Le journal précise que le 30 septembre, la coalition Takku Wallu, rassemblant notamment l’APR et le Parti démocratique sénégalais (PDS), avait officialisé la candidature de Macky Sall comme tête de liste nationale, démontrant ainsi son influence persistante malgré son exil marocain.
Le Monde cite la « Lettre à mes compatriotes » diffusée le 6 novembre, dans laquelle Macky Sall justifie son retour politique : « Nous constatons que l’économie est en berne », écrit-il, critiquant « le populisme » et les « contre-vérités [qui] tiennent lieu de mode de gouvernance. » Il y explique son retrait initial par « courtoisie républicaine », s’étant « imposé un temps de recul et de réserve. »
Toutefois, rapporte le quotidien français, l’ancien président reste évasif sur les raisons de sa campagne à distance. Un cadre de l’APR confie au Monde, sous couvert d’anonymat : « Nous étudions les possibilités, mais l’hypothèse de sa présence sur le territoire pour la campagne des législatives est peu probable. »
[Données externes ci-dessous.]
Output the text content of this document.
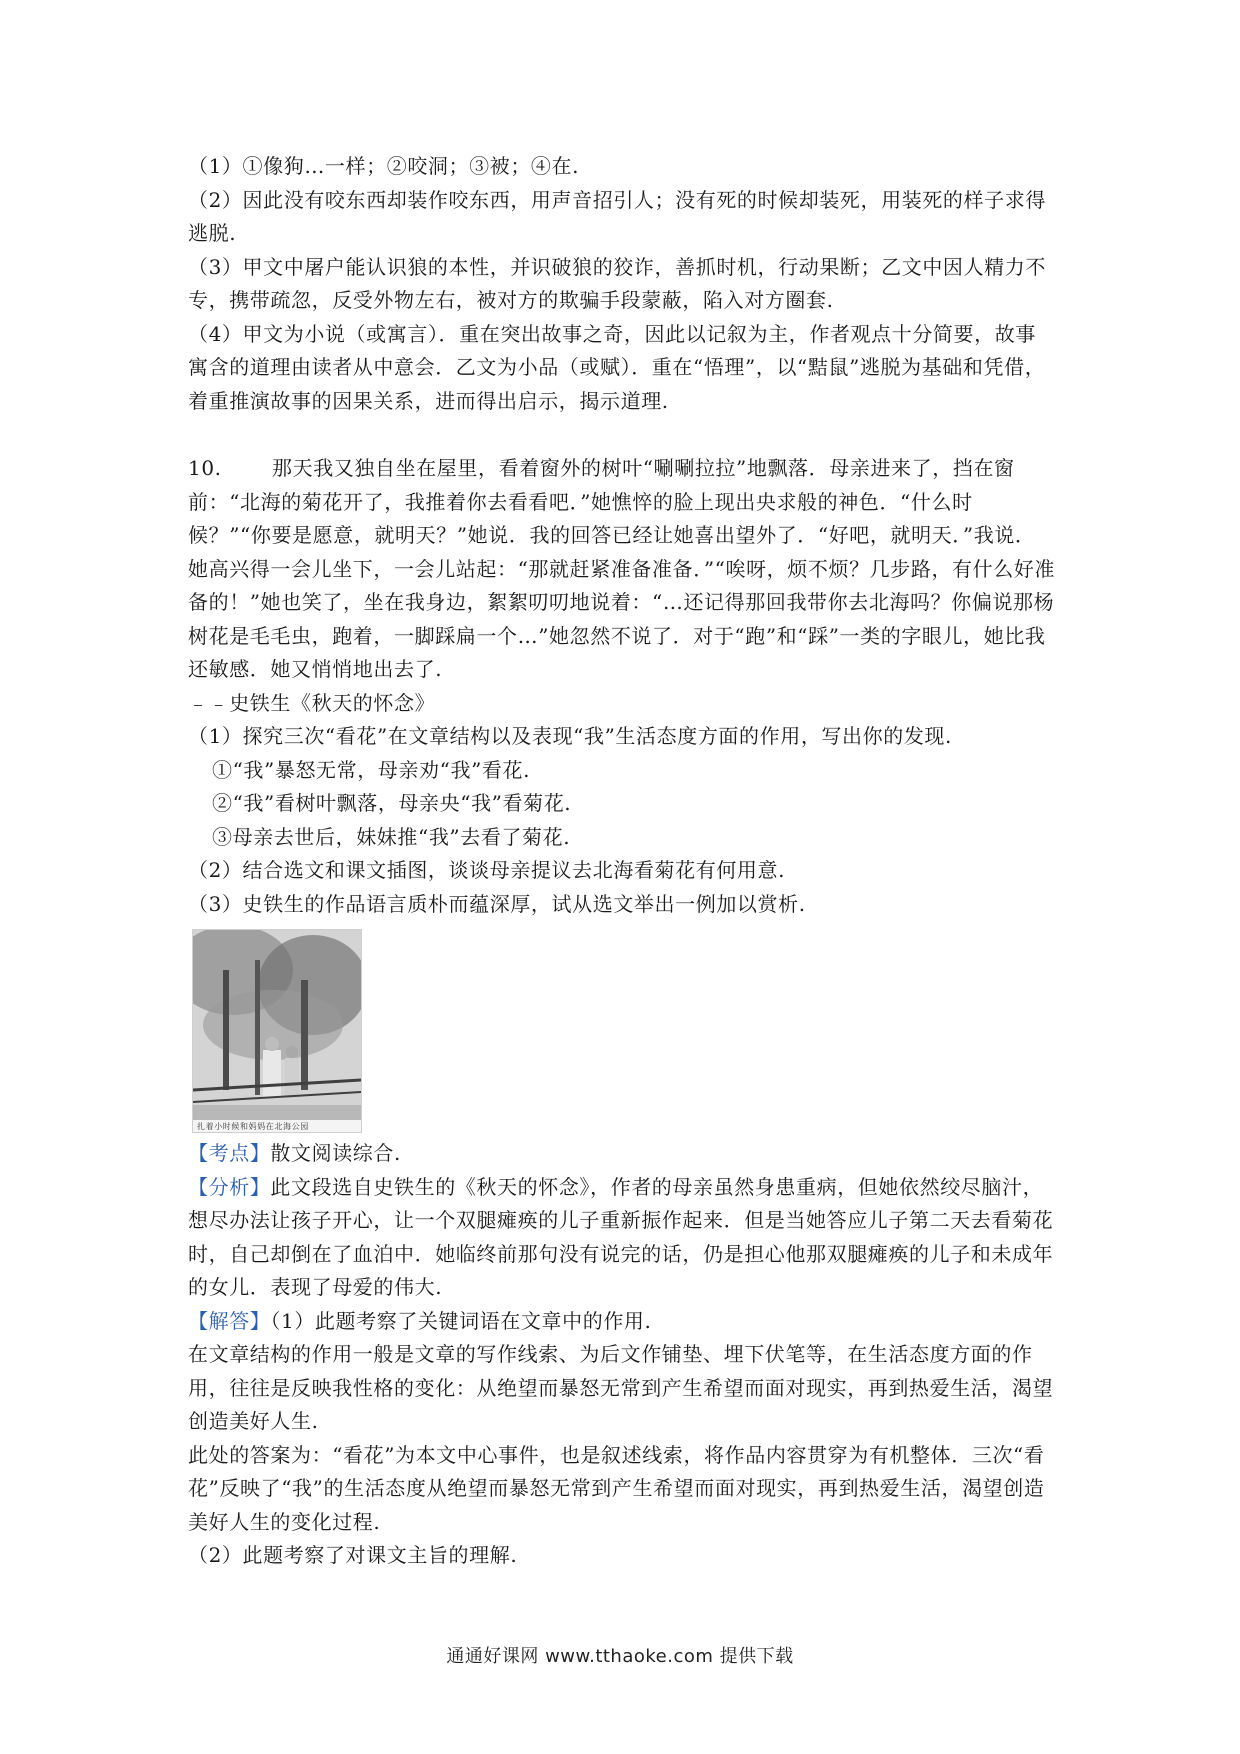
（1）①像狗…一样；②咬洞；③被；④在.

（2）因此没有咬东西却装作咬东西，用声音招引人；没有死的时候却装死，用装死的样子求得逃脱.

（3）甲文中屠户能认识狼的本性，并识破狼的狡诈，善抓时机，行动果断；乙文中因人精力不专，携带疏忽，反受外物左右，被对方的欺骗手段蒙蔽，陷入对方圈套.

（4）甲文为小说（或寓言）．重在突出故事之奇，因此以记叙为主，作者观点十分简要，故事寓含的道理由读者从中意会．乙文为小品（或赋）．重在“悟理”，以“黠鼠”逃脱为基础和凭借，着重推演故事的因果关系，进而得出启示，揭示道理.

10.	那天我又独自坐在屋里，看着窗外的树叶“唰唰拉拉”地飘落．母亲进来了，挡在窗前：“北海的菊花开了，我推着你去看看吧．”她憔悴的脸上现出央求般的神色．“什么时候？”“你要是愿意，就明天？”她说．我的回答已经让她喜出望外了．“好吧，就明天．”我说．她高兴得一会儿坐下，一会儿站起：“那就赶紧准备准备．”“唉呀，烦不烦？几步路，有什么好准备的！”她也笑了，坐在我身边，絮絮叨叨地说着：“…还记得那回我带你去北海吗？你偏说那杨树花是毛毛虫，跑着，一脚踩扁一个…”她忽然不说了．对于“跑”和“踩”一类的字眼儿，她比我还敏感．她又悄悄地出去了.

﹣﹣史铁生《秋天的怀念》

（1）探究三次“看花”在文章结构以及表现“我”生活态度方面的作用，写出你的发现.

①“我”暴怒无常，母亲劝“我”看花.

②“我”看树叶飘落，母亲央“我”看菊花.

③母亲去世后，妹妹推“我”去看了菊花.

（2）结合选文和课文插图，谈谈母亲提议去北海看菊花有何用意.

（3）史铁生的作品语言质朴而蕴深厚，试从选文举出一例加以赏析.

扎着小时候和妈妈在北海公园

【考点】散文阅读综合.

【分析】此文段选自史铁生的《秋天的怀念》，作者的母亲虽然身患重病，但她依然绞尽脑汁，想尽办法让孩子开心，让一个双腿瘫痪的儿子重新振作起来．但是当她答应儿子第二天去看菊花时，自己却倒在了血泊中．她临终前那句没有说完的话，仍是担心他那双腿瘫痪的儿子和未成年的女儿．表现了母爱的伟大.

【解答】（1）此题考察了关键词语在文章中的作用.

在文章结构的作用一般是文章的写作线索、为后文作铺垫、埋下伏笔等，在生活态度方面的作用，往往是反映我性格的变化：从绝望而暴怒无常到产生希望而面对现实，再到热爱生活，渴望创造美好人生.

此处的答案为：“看花”为本文中心事件，也是叙述线索，将作品内容贯穿为有机整体．三次“看花”反映了“我”的生活态度从绝望而暴怒无常到产生希望而面对现实，再到热爱生活，渴望创造美好人生的变化过程.

（2）此题考察了对课文主旨的理解.

通通好课网 www.tthaoke.com 提供下载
Selon les témoignages recueillis par Le Monde, Macky Sall maintient fermement le contrôle des opérations malgré son éloignement. « Il suit tout de très près », affirme Omar Youm, proche et cadre de l’APR, cité par le journal. Sa stratégie se concentre sur la défense de son bilan présidentiel (2012-2024) et l’attaque frontale des premiers mois de gouvernance du Pastef.
Face à cette situation sans précédent, Le Monde rapporte que l’APR a dû repenser sa stratégie. « On parie sur le porte-à-porte plus que sur les meetings. On pousse les militants de base à aller à la rencontre des citoyens », confie un député sortant au quotidien français. Le journal cite également Mamadou Lamine Sarr, chercheur en sciences politiques, qui rappelle : « L’APR a longtemps été une machine électorale d’une grande efficacité. Il leur reste un savoir-faire en la matière. Leur présence dans le Sénégal profond est forte. »
Le Monde fait état d’un malaise croissant au sein du parti. « En politique, le contact et la chaleur humaine comptent. Là, cette dimension est absente », avoue un militant dans les colonnes du journal. Un autre membre du parti confie : « Malheureusement, on ne trouve personne qui remplace vraiment Macky dans ce rôle de leader. Il a fondé l’APR et dirigé le pays pendant douze ans. »
Pendant ce temps, son adversaire Ousmane Sonko, Premier ministre et cofondateur du Pastef, profite de cette absence pour multiplier les apparitions publiques, allant jusqu’à organiser le 29 octobre une démonstration de force à Fatick, fief historique de Macky Sall.